Second-line immunosuppressant administration for steroid-refractory immune-related adverse events in patients with lung cancer.

Autor: Ogusu S; Division of Hematology, Respiratory Medicine and Oncology, Department of Internal Medicine, Faculty of Medicine, Saga University, Saga, Japan., Harutani Y; Internal Medicine III, Wakayama Medical University, Wakayama, Japan., Tozuka T; Department of Pulmonary Medicine and Oncology, Graduate School of Medicine, Nippon Medical School, Tokyo, Japan., Saito R; Department of Respiratory Medicine, Tohoku University Graduate School of Medicine, Sendai, Japan., Koyama J; Department of Respiratory Medicine, Nagoya University Graduate School of Medicine, Nagoya, Japan., Sakamoto H; Department of Respiratory Medicine, Hirosaki University Graduate School of Medicine, Hirosaki, Japan., Sonoda T; Division of Respiratory Medicine, University of Fukui Hospital, Yoshida-Gun, Fukui, Japan., Tsuchiya-Kawano Y; Department of Respiratory Medicine, Kitakyushu Municipal Medical Center, Kitakyushu, Japan., Oba T; Department of Respiratory Medicine, Saitama Red Cross Hospital, Saitama, Japan., Kudo K; Department of Medical Oncology, NHO Osaka Minami Medical Center, Kawachinagano-shi, Osaka, Japan., Gyotoku H; Department of Respiratory Medicine, Nagasaki University Graduate School of Biomedical Sciences, Nagasaki University, Nagasaki, Japan., Nakatomi K; Department of Respiratory Medicine, National Hospital Organization Ureshino Medical Center, Ureshino-shi, Saga, Japan., Ariyasu R; Department of Thoracic Medical Oncology, The Cancer Institute Hospital, Japanese Foundation for Cancer Research, 3-8-31, Ariake, Koto-ku, Tokyo, 135-8550, Japan. ryo.ariyasu@jfcr.or.jp.
Jazyk: angličtina
Zdroj: Cancer immunology, immunotherapy : CII [Cancer Immunol Immunother] 2023 Nov; Vol. 72 (11), pp. 3765-3772. Date of Electronic Publication: 2023 Aug 28.
DOI: 10.1007/s00262-023-03528-x
Abstrakt: Background: Evidence for use of second-line immunosuppressants for immune-related adverse events (irAEs) is inadequate. Therefore, a multicenter analysis should assess the efficacy of second-line immunosuppressants for severe irAEs associated with different malignant diseases.
Methods: This descriptive study aims to investigate the effects of second-line immunosuppressants on corticosteroid-refractory irAEs in patients with lung cancer.
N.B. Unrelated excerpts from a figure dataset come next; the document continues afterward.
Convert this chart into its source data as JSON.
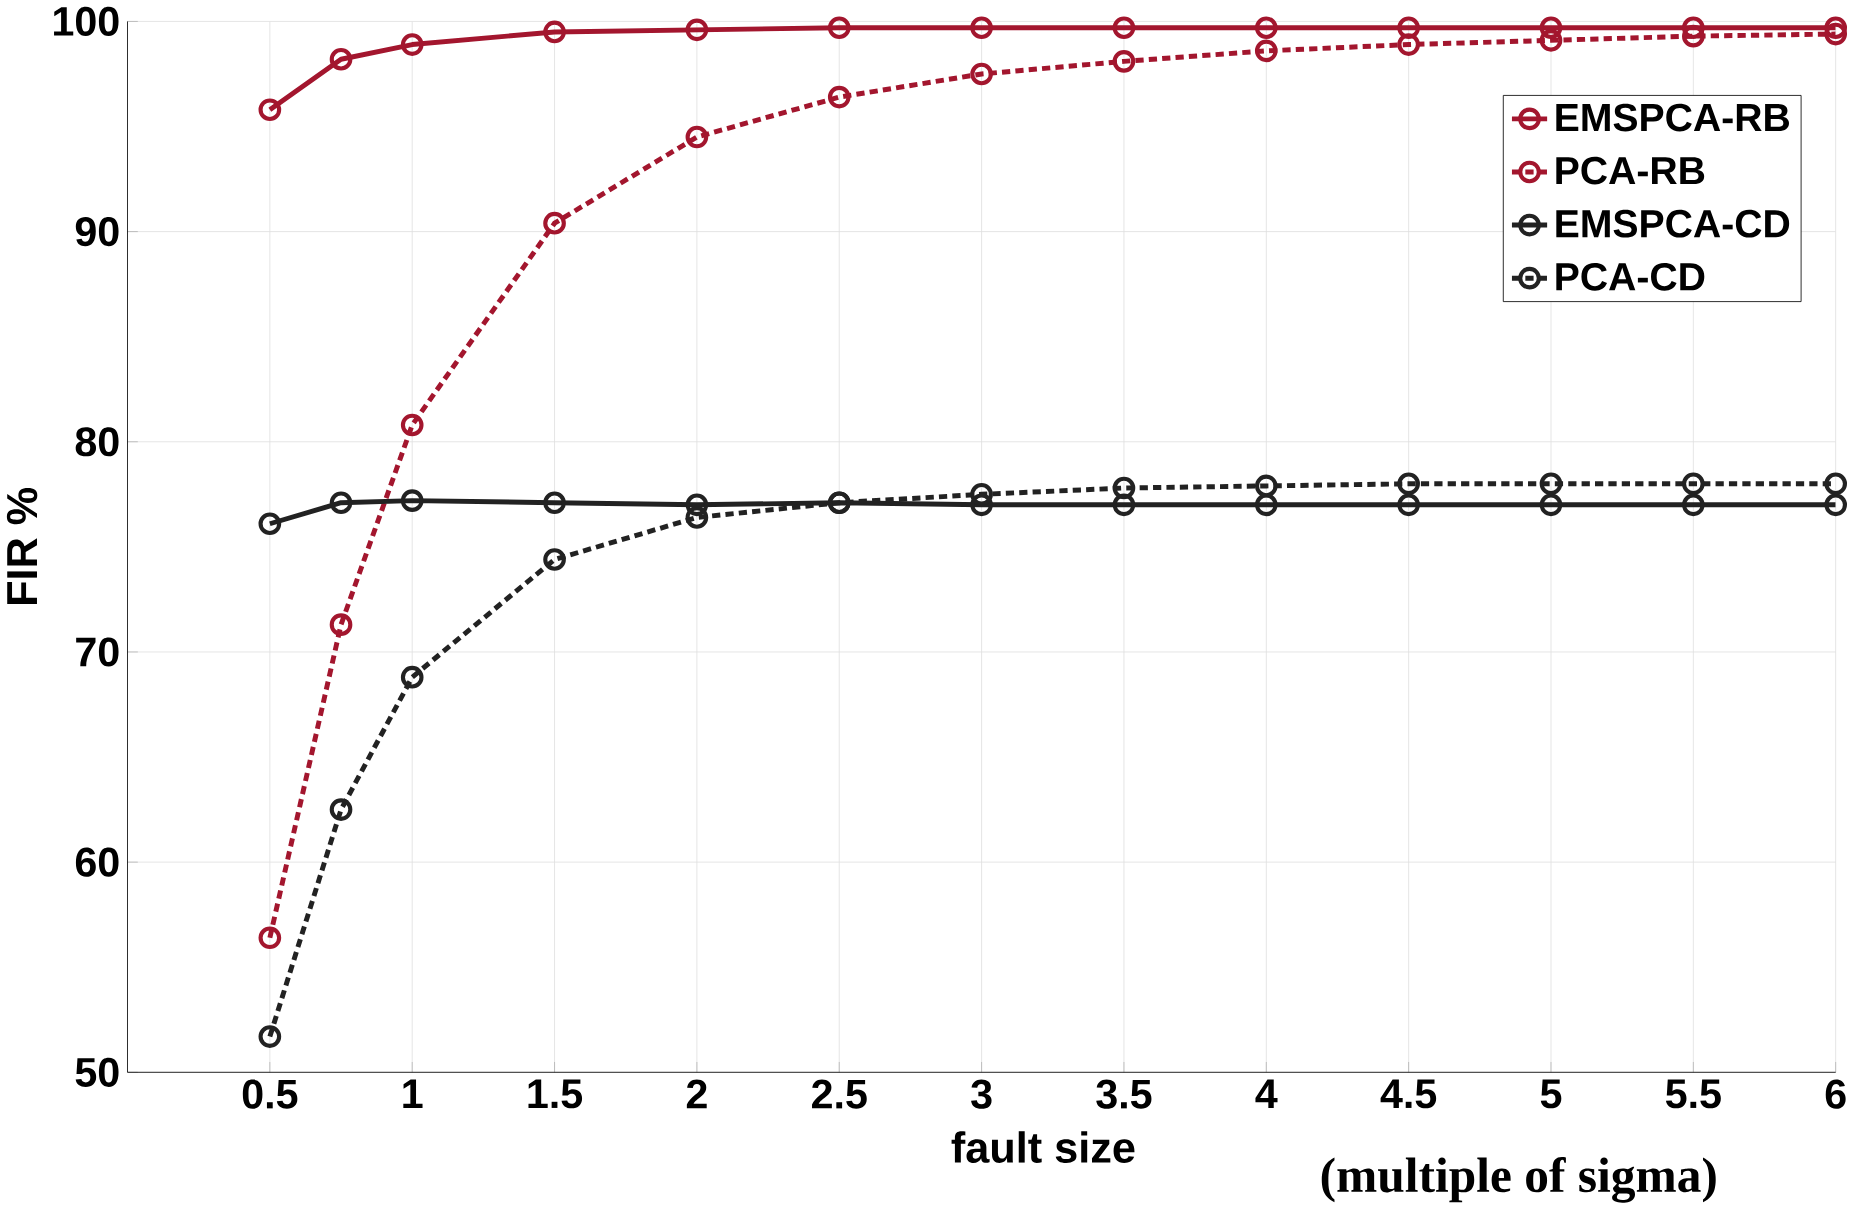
{
  "chart_data": {
    "type": "line",
    "xlabel": "fault size",
    "ylabel": "FIR %",
    "annotations": [
      "(multiple of sigma)"
    ],
    "x": [
      0.5,
      0.75,
      1,
      1.5,
      2,
      2.5,
      3,
      3.5,
      4,
      4.5,
      5,
      5.5,
      6
    ],
    "series": [
      {
        "name": "EMSPCA-RB",
        "color": "#a3162e",
        "line_style": "solid",
        "values": [
          95.8,
          98.2,
          98.9,
          99.5,
          99.6,
          99.7,
          99.7,
          99.7,
          99.7,
          99.7,
          99.7,
          99.7,
          99.7
        ]
      },
      {
        "name": "PCA-RB",
        "color": "#a3162e",
        "line_style": "dashed",
        "values": [
          56.4,
          71.3,
          80.8,
          90.4,
          94.5,
          96.4,
          97.5,
          98.1,
          98.6,
          98.9,
          99.1,
          99.3,
          99.4
        ]
      },
      {
        "name": "EMSPCA-CD",
        "color": "#222222",
        "line_style": "solid",
        "values": [
          76.1,
          77.1,
          77.2,
          77.1,
          77.0,
          77.1,
          77.0,
          77.0,
          77.0,
          77.0,
          77.0,
          77.0,
          77.0
        ]
      },
      {
        "name": "PCA-CD",
        "color": "#222222",
        "line_style": "dashed",
        "values": [
          51.7,
          62.5,
          68.8,
          74.4,
          76.4,
          77.1,
          77.5,
          77.8,
          77.9,
          78.0,
          78.0,
          78.0,
          78.0
        ]
      }
    ],
    "xlim": [
      0,
      6
    ],
    "ylim": [
      50,
      100
    ],
    "xticks": [
      0.5,
      1,
      1.5,
      2,
      2.5,
      3,
      3.5,
      4,
      4.5,
      5,
      5.5,
      6
    ],
    "yticks": [
      50,
      60,
      70,
      80,
      90,
      100
    ],
    "grid": true,
    "legend": "top right",
    "marker": "circle"
  }
}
We analyzed the effects of second-line immunosuppressants on underlying lung cancer and associated adverse effects.
Results: Our study included 4589 patients who had received immune checkpoint inhibitor treatment, with 73 patients (1.6%) developing irAEs requiring second-line immunosuppressants. The most commonly observed irAE was pneumonitis (26 patients), followed by hepatobiliary disorders (15 patients) and enteritis (14 patients). We found a confirmed response rate of 42.3% for pneumonitis, which was lower than the response rates of 86.7% for hepatobiliary disorders and 92.9% for enteritis. The time from the start of corticosteroid therapy to the addition of a second-line immunosuppressant correlated significantly with the resolution of irAE to Grade 1 (correlation coefficients of r = 0.701, p < 0.005). The median progression-free survival and duration of response of underlying lung cancer from second-line immunosuppressant administration were 2.1 and 3.0 months, respectively. Of the patients with irAE, 27.4% developed infections and 5.5% might die due to infection.
Conclusion: Second-line immunosuppressant response was confirmed in 72.2% of irAEs in patients with lung cancer, with lower response rates observed in irAE pneumonitis compared to other irAEs.